Iran : Maintien de l’accord mais tensions prévisibles
L’accord nucléaire conclu en juillet 2015 entre Téhéran et les Six pourrait-il être remis en cause ? Possible, puisque tout au long de sa campagne, Donald Trump affirmait que sa priorité numéro un serait de « déchirer » cet accord « catastrophique ». Or, une fois confrontée à la réalité du pouvoir, l’Administration Trump pourrait bien mettre de l’eau dans son vin les jours à venir. Déjà, le conseiller en politique étrangère de Trump, Walid Phares, a affirmé samedi dernier : « Déchirer est peut-être un mot trop fort. Il va prendre l’accord, le réexaminer, l’envoyer au Congrès, exiger des Iraniens qu’ils changent quelques points ». Mais le président iranien, Hassan Rohani, a gardé le sang-froid, affirmant que le nouveau locataire de la Maison Blanche « ne pourrait jamais revenir sur l’accord », car il n’a pas été conclu avec un seul pays mais a été entériné par une résolution du Conseil de sécurité de l’Onu et ne peut pas être changé par la décision d’un seul pays.

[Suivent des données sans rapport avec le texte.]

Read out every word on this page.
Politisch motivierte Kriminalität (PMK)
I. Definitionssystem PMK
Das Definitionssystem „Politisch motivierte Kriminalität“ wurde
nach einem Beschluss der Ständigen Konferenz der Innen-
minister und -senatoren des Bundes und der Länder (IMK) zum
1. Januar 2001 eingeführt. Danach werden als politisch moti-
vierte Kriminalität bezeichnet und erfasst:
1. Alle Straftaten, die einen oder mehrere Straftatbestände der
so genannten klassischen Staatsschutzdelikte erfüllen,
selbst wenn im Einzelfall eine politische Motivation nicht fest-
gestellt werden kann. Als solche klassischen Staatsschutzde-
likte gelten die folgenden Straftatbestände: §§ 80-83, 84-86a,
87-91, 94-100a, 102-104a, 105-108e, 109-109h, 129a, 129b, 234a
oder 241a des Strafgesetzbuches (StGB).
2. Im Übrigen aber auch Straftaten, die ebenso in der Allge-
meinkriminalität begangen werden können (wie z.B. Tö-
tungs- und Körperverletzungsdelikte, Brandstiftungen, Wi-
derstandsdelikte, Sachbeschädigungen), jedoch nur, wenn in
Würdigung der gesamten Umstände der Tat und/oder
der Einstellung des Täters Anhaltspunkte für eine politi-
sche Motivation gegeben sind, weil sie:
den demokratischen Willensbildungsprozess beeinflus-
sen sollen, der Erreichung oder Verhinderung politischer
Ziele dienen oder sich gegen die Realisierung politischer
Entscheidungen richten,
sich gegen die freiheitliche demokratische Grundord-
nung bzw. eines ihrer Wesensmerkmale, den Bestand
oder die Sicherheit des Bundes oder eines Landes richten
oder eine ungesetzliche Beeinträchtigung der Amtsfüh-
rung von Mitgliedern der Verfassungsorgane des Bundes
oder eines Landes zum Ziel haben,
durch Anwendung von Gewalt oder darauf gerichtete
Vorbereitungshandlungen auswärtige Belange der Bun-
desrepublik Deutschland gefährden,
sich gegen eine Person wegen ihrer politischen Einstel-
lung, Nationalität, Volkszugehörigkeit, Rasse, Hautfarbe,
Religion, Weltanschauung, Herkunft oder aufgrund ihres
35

Selon Mohamad Abbas, rédacteur en chef de la revue Choix Iraniens publié par Al-Ahram, « Trump ne pourra jamais démanteler l’accord. C’était simplement une carte électorale visant à gagner les voix des Américains hostiles à l’accord et aussi pour se garantir le soutien du lobby juif très fort aux Etats-Unis. L’accord iranien a été ratifié par le Congrès : aucun président ne pourrait l’abroger. Et puis, une telle remise en cause signifierait une crise ouverte non seulement avec l’Iran mais aussi avec les grandes puissances — engagées dans ce compromis — qui s’y opposeront avec force, de quoi isoler internationalement les Etats-Unis. Par ailleurs, si Trump remet en cause l’accord, l’Iran va hausser le taux de l’enrichissement de l’uranium car il a simplement gelé son programme nucléaire et ne l’a pas détruit. Ceci signifie un retour à la case départ avec cette alternative : soit un Iran nucléaire, soit la guerre », prévoit l’expert, rajoutant que le président pourrait toutefois mettre des « obstacles » face à l’application de l’accord, soit en maintenant les sanctions américaines sur l’Iran, soit en imposant des sanctions aux pays qui investissent en Iran. « L’application de l’accord pourrait être ralentie mais il ne sera jamais annulé », prévoit M. Abbas.